Its emphasis lies on:
- Core elements — identification of all network components;
- Referencing — defining standards for addressing locations e.g. via geographical coordinates. The backbone of referencing in RailTopoModel is a linear referencing system;
- Topology — expressing the relations between the elements;
- Business – allowing to project objects and events onto the topology. These can be spots (e.g. a signal), linear entities ( e.g. a tunnel) or areas (e.g. a train station);
- Aggregation – allowing for the standardized and reversible aggregation e.g. to visualize the network in a broader scale. There are four predefined aggregation levels:
  - nano: very large scale, depicting e.g. the interior of a switch
  - micro: large scale, depicting e.g. switches and buffer stops connected by tracks
  - meso: intermediate scale, depicting e.g. operation points and the number of tracks connecting them
  - macro: small scale, depicting main operation points and the corridors between them
The model allows defining as many levels as is deemed useful, while ensuring consistency of data between levels.
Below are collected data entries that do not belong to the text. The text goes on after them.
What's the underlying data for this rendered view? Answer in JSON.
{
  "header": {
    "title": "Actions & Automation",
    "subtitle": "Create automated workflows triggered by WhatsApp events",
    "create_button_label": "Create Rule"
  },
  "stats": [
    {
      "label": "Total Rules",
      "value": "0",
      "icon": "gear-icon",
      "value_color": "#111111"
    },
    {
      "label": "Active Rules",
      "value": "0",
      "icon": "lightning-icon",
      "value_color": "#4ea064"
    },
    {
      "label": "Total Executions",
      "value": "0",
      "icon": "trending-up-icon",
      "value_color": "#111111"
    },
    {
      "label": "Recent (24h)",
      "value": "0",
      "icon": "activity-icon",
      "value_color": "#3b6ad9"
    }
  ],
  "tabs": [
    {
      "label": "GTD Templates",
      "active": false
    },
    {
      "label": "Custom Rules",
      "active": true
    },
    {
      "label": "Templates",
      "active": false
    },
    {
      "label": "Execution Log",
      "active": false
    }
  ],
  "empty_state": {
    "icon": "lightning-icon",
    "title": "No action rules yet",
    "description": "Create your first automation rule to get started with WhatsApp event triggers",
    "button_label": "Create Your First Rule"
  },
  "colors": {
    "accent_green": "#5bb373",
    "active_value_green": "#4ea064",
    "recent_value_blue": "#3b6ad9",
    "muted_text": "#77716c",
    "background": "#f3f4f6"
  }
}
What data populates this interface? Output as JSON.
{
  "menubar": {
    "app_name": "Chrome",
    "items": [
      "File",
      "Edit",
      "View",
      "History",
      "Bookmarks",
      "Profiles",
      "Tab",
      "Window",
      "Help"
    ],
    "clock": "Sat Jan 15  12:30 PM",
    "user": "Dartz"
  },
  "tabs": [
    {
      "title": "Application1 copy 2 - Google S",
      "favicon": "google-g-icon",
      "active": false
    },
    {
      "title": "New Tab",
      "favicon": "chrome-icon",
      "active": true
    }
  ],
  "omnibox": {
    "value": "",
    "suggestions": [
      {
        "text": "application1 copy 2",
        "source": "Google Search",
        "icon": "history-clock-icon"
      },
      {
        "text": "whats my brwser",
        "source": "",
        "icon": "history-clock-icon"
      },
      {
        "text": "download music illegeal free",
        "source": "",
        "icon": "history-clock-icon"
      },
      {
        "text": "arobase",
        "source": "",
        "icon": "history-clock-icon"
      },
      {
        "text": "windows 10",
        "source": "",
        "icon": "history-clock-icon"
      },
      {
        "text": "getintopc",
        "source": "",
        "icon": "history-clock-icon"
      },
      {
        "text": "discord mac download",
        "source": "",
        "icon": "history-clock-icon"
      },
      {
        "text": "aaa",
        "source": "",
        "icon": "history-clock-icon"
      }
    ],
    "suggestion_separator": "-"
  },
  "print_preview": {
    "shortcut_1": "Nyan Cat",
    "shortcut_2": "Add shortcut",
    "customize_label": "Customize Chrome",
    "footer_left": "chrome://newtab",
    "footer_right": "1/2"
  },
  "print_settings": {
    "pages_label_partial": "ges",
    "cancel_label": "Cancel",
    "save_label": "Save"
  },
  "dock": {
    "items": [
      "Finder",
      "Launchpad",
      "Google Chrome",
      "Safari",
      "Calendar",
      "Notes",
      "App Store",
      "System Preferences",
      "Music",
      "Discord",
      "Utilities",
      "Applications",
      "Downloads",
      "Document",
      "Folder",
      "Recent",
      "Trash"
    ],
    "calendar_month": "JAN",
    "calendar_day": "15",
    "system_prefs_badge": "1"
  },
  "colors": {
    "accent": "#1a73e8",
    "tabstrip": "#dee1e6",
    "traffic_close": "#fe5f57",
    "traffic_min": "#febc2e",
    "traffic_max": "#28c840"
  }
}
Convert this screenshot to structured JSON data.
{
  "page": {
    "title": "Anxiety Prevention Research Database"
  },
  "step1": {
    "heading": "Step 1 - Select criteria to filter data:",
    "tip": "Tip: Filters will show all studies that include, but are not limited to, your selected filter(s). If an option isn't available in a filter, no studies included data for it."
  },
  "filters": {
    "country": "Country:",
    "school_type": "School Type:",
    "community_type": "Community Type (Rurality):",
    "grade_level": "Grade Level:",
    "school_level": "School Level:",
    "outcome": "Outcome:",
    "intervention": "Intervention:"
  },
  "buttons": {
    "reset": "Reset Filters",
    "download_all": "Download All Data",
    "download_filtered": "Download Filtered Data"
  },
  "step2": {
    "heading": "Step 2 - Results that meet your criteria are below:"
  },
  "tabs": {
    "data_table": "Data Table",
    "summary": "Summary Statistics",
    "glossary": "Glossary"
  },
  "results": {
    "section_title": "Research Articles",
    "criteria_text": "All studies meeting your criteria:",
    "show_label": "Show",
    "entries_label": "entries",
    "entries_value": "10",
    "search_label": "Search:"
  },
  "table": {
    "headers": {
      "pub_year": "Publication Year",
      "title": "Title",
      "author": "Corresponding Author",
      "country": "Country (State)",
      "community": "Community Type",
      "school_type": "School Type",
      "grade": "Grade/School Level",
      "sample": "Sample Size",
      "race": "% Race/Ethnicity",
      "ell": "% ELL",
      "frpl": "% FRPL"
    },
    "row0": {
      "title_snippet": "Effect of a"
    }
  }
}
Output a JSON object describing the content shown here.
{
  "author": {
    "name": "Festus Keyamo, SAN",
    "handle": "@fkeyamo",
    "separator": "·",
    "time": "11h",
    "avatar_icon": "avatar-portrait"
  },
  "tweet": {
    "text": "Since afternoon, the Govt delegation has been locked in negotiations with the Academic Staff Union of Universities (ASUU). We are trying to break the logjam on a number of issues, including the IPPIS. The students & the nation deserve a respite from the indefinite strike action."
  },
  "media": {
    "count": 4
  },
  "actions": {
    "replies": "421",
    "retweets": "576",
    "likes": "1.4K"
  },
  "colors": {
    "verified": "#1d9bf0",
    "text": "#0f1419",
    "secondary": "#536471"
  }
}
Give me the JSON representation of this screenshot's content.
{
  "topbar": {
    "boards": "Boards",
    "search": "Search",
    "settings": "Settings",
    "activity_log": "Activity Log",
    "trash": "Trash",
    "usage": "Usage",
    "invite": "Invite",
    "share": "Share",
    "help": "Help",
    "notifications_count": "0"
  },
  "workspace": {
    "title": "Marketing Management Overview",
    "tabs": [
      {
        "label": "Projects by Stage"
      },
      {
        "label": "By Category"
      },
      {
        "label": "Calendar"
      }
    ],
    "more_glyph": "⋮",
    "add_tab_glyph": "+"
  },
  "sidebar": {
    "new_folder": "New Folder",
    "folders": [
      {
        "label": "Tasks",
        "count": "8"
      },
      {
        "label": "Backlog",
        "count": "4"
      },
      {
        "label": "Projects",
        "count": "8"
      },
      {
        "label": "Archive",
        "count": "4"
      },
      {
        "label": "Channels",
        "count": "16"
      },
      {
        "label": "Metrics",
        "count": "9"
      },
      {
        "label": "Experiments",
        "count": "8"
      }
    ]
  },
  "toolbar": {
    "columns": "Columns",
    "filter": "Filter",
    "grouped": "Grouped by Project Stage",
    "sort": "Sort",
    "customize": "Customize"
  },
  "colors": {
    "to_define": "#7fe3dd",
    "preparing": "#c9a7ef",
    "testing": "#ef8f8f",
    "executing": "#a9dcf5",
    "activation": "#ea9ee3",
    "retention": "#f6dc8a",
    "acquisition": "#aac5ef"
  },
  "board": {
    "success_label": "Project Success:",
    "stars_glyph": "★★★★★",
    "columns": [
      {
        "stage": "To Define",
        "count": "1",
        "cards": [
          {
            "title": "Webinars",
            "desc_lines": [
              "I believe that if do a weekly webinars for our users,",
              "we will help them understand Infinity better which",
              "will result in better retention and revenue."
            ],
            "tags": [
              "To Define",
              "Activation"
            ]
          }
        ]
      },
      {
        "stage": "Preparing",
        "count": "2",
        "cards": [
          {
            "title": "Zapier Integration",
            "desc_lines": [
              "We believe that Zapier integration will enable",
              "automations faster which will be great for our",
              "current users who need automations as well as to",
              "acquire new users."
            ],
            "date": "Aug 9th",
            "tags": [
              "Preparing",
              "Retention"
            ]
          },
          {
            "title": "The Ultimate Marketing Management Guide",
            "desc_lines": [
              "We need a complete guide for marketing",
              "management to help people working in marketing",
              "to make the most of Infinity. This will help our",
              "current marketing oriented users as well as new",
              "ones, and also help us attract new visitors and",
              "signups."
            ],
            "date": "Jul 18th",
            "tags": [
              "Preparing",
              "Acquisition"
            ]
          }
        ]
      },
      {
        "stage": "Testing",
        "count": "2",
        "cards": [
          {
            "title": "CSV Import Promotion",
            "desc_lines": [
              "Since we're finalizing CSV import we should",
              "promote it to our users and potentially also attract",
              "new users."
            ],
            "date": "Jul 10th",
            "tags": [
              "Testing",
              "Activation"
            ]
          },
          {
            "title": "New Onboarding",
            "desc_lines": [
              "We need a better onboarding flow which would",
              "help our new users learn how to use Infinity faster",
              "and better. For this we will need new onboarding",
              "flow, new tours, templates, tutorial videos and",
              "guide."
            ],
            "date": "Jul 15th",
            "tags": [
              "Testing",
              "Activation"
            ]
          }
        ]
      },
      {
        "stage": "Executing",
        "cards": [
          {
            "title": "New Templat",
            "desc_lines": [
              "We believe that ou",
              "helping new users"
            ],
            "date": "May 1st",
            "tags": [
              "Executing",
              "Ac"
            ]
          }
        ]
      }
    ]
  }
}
Ideally, standardisation should grant for references and switches between aggregation levels being bijective and different applications being able to exchange data.

==Applications==
Current applications are:
- railML: the topology core of railML's scheme version 3 will be defined on the basis of RailTopoModel.
- Ariane model as foundation of all SNCF Réseau IT projects: the definition of Ariane model at SNCF Réseau employs the same concept: it combines a connexity graph (for the topology of the network) with an object approach to define a systemic model of the railway system. The principal benefit of this approach is to distinguish between the business object of the system and the processes that manage them. Moreover, it allows for an evolutive and understanding model. This type of modeling is needed to build a virtual railway system to simulate all processes.
- Eulynx, a European initiative in the area of signalling, uses RailSystemModel to provide its Data Preparation model with quantities, units, and general patterns for observations and measurements, as well as network topology, geographic positioning, localisation of entities on the network.